The main issue seems to stem from a feedback event being signaled while the client program code is not currently waiting for feedback data via GetOverlappedResult. The prior DeviceIoControl call always seems to return status code 997 (ERROR_IO_PENDING) even if data is technically available in the backend buffer in ViGEmBus. As a result, feedback data is one request behind until another feedback event is sent through. No feedback event data is lost in the process.

When testing the vanilla 1.17 code, the problem was much harder to reproduce than with the 1.16 client. The issue posted on the DS4Windows issue tracker was listed as works for me for a while until I performed my old RetroArch test and was finally able to reproduce the problem. Used the ParaLLEl N64 core and played Legend of Zelda: Ocarina of Time. Bashing Link's head against a fence caused the problem to surface after about 2 minutes. With the notification queue added back in, doing the same thing for 5+ minutes worked fine.

Ryochan7 commented 3 years ago

The notification queue change is still only available as a diff. I probably should get a test branch posted in a fork to make inspecting the change easier.

https://gist.github.com/Ryochan7/f41bd345c5592d88f37ff24773e1e882

Update: Test branch

https://github.com/Ryochan7/ViGEmClient/tree/notification_queue

nefarius commented 3 years ago

The main issue seems to stem from a feedback event being signaled while the client program code is not currently waiting for feedback data via GetOverlappedResult. The prior DeviceIoControl call always seems to return status code 997 (ERROR_IO_PENDING) even if data is technically available in the backend buffer in ViGEmBus. As a result, feedback data is one request behind until another feedback event is sent through. No feedback event data is lost in the process.

Hm, according to MS Docs it is always expected of DeviceIoControl to immediately return with ERROR_IO_PENDING when using the overlapped/async approach. To my understanding it should in no way be possible to have an unexpected state between this call and waiting for completion with the following call to GetOverlappedResult since the event in the overlapped struct ties them together.

To be perfectly honest, I am still not satisfied about the complexity of the notification mechanism, and I'd rather not go back to the user land queueing mechanism because although it seems to work around the issue reliability it's basically just hiding bad design.

I have a private branch with loads of changes in regards to other long standing issues but this branch is definitely the kill switch for anything older than Windows 10 so I held back until recently. It may be beneficial for both our projects to just throw the past over board and use newer frameworks which reduce the bloat within the aged driver.

nefarius commented 3 years ago

The notification queue change is still only available as a diff. I probably should get a test branch posted in a fork to make inspecting the change easier.

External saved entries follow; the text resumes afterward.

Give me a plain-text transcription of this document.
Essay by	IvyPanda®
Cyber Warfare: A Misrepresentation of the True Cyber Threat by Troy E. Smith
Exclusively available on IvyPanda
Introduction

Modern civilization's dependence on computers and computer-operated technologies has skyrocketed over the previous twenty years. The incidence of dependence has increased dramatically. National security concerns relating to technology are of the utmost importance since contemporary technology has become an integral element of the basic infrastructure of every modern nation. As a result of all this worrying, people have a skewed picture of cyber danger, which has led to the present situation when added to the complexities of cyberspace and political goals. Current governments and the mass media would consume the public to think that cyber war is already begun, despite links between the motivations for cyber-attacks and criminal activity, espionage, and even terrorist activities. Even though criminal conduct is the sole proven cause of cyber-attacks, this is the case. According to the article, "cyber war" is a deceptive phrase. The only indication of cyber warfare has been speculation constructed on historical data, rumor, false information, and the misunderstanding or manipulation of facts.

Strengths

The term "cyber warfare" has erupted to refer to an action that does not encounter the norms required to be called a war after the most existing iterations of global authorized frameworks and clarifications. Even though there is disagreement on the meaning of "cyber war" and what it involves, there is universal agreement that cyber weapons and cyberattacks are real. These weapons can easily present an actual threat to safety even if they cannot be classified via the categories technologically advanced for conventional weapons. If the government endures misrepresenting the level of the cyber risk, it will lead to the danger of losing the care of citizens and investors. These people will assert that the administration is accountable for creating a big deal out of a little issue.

https://gist.github.com/Ryochan7/f41bd345c5592d88f37ff24773e1e882

Update: Test branch

https://github.com/Ryochan7/ViGEmClient/tree/notification_queue

Good to know both worlds still can coexist in harmony, means my efforts to maintain backwards compatibility were somewhat fruitful 😅

Next plan for me is also to get rid of C++ features in the client SDK, it was introduced out of convenience and drags dependencies into other projects not needed. Also wanna get rid of the async usage with the notification code, basic WinAPI concepts like completion ports should do the same work with less code and complexity required.

nefarius commented 1 year ago

Closing as much has changed regarding rumble feedback so whoever's affected should check the latest driver and SDK builds.